A message to students everywhere:
You don’t have to be a professional. That’s not why I’m teaching you! I don’t secretly hope that all my students become musicians any more than my math teacher colleagues are hoping that all of the students become engineers or my Spanish teachers hope you become translators.
Like them, I hope that you use the things I teach you to have a better life.
Moreover, there is a pervasive sense that it’s a binary choice: either I become a professional or I never do it again. That’s not true for learning Spanish – there are 1,000 ways to use it – and it’s not true for learning math – having solid mathematical reasoning helps you in so many ways, even if you’re a musician or a translator or an electrician or a philosopher. And it’s definitely not true of music-making, which can happen in countless ways, at any age.

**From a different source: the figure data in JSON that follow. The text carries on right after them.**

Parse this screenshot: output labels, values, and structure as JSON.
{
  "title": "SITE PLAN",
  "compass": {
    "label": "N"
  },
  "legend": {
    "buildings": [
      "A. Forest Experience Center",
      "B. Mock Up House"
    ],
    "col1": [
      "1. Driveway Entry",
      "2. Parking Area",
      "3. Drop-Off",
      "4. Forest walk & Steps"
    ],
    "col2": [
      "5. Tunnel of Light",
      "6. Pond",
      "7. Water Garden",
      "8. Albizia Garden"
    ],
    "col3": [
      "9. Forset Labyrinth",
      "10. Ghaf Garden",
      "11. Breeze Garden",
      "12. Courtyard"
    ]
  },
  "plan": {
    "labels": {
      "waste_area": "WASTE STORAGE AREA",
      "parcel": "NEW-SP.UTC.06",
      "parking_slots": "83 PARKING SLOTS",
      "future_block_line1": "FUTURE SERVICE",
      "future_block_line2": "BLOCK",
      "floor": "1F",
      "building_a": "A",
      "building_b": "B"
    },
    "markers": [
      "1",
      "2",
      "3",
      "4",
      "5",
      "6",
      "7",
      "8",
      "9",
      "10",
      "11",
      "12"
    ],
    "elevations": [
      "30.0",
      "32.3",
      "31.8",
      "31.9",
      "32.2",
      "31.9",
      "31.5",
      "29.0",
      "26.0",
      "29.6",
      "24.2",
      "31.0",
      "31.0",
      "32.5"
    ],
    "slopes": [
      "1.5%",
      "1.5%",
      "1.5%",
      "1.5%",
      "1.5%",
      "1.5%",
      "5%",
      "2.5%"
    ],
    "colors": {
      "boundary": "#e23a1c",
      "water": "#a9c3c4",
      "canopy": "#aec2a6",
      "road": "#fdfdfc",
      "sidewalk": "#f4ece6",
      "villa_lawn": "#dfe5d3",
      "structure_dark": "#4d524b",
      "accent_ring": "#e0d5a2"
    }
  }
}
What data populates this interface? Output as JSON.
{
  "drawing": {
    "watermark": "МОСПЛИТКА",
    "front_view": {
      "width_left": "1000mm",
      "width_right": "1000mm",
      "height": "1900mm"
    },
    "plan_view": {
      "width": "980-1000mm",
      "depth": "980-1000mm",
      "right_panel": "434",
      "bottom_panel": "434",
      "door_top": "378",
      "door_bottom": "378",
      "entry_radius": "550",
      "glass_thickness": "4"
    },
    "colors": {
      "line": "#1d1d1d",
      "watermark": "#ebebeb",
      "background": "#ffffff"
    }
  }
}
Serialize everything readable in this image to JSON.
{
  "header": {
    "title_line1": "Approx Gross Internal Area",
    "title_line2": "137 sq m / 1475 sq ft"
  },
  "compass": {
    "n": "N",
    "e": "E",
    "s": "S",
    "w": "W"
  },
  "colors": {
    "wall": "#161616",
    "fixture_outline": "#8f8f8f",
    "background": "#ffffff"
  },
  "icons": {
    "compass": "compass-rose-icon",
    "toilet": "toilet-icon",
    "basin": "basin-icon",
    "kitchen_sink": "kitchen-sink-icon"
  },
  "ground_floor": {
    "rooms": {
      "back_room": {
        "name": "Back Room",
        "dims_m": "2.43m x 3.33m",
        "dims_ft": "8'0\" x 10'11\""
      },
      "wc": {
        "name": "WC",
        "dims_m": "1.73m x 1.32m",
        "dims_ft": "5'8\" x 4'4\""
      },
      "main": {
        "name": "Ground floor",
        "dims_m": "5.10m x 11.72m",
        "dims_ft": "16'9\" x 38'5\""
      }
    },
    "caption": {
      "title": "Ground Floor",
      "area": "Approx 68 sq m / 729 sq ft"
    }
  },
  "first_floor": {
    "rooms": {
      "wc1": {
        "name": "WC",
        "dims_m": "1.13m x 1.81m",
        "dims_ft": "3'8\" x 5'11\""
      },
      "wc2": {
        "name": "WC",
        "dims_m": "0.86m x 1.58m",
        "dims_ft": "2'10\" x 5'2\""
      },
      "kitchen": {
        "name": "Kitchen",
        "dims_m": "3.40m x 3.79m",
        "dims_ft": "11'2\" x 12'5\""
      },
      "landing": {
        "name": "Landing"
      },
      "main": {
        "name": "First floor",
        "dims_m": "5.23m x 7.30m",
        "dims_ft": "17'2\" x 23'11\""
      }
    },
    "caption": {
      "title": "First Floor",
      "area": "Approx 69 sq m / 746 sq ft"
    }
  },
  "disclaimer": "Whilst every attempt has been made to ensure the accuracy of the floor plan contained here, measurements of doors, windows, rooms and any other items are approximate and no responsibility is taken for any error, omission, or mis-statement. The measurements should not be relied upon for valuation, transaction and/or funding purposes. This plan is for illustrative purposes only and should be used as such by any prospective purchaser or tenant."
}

I want my students to have a life that include music. That’s it. I feel like music is an essential part of our human existence, and that we all should have some in our lives. The one massive downside of recorded music is that we have collectively decided that a person is either a professional creator of music or is a passive consumer of music; in the past, there was a wide gradient in between.
Don’t major in music if you don’t want that life; but don’t stop making music. Sing in a choir, play in a band, join a cover band that gigs a couple times a month, learn to play an instrument a little bit, sing around the campfire, or do whatever other music-making makes you happy.
Just don’t think you can’t make music if you’re not a professional.